YOINK Adrgre pulled the Patriarch’s tail, causing the offender to howl in surprise and instinctively release Kgre to reach for his tail as he turned to face the rookie.

“{TAKE HIM DOWN.}” Commanded the Captain as soon as he saw Kgre rolling away free. “{URGH}” The Patriarch convulsed to the floor as he got hit by a handful of stun shots.

YEAH The crowd cheered now that the riot was finally over, and Delta Squad raised their fists in victory.

“{Kgre!}” The Captain lunged at the exhausted Mascot, picking them up in a hug. “{I’m so sorry, sweetmeat. I didn’t mean to put you in danger.}” He took a closer look at them. “{Are you hurt? Do you need a doctor?}”

Kgre The Mascot just gave him a thumbs up. Everything was fine.

The captain gasped in relief. “{My lil’ warrior.}” He begun to tickle Kgre with one finger. “{Who’s a lil’ warrior? Who’s a lil’ warrior? Yes, you are~}”

“HMPF” The Mascot just let it be as the Captain took him back to his ship for a well deserved rest.

“{So, this is how you guys do things?}” Said Adrgre the Rookie, as he took part on the cleaning operations hauling a cuffed tourist (there were a lot of wolves to put on the ship).

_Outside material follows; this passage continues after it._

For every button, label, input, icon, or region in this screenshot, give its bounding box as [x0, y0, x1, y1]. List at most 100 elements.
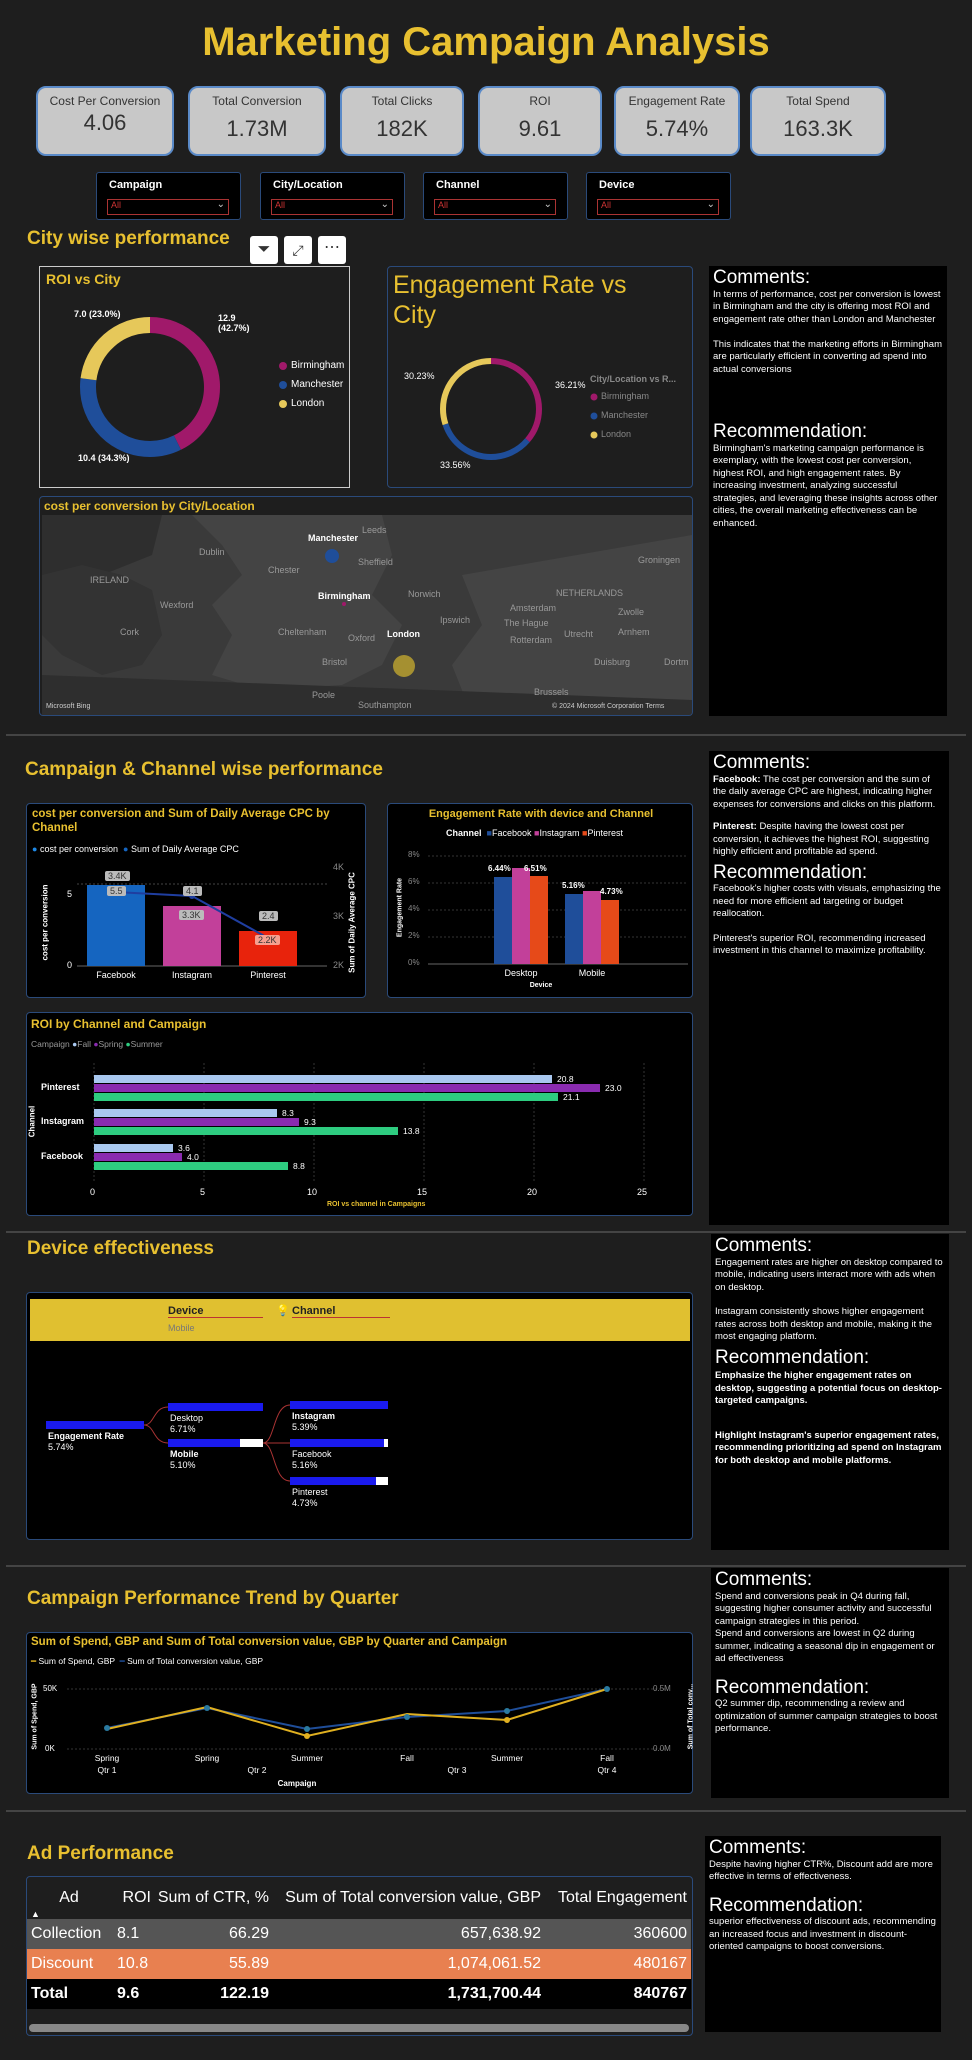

“{Yes siree~}” Said his squadmate, hauling another paralized tourist. “{You didn’t do bad yourself. I figure you’ll fit riiiight-}” He put the tourist on the ship. “{-in with us.}”

“{I hope.}” Adrgre put his tourist on the ship, then glanced at the Captain craddling The Mascot on his ship. “{What’s the deal with the tiny-chomper, though?}”

“{Didn’t you see Kgre in action? She’s our best weapon for this kind of riots!}”

“{Yeah, I get that.}” Chuckled Adrgre. “{But, how did she end up doing this? I mean, it’s just so…weird.}” He acknowledged that The Mascot’s “puppy” effect was uncannily effective on him.

“{I would tell ya, but it’s so stupid it’s best to keep it a mystery.}” Said his squadmate with a grin, going for another cuffed tourist.

“{Oh, come on!}” Adrgre frowned. “{If I’m gonna be on this team, I need to know!}”

“{No, if you are gonna be on this team, you gotta earn the right to know, rookie.}”

“{That’s right.}” Said another squadmate who was listening. “{So, don’t expect the rest of us to say anything.}” And the whole team laughed, letting Adrgre know they were not going to tell him no matter how much he asked, so he gave up (for now), and everyone focused on finishing the job.

Another Dorarizin parental riot had been stopped and the city was at peace once again. Until the next riot, that is.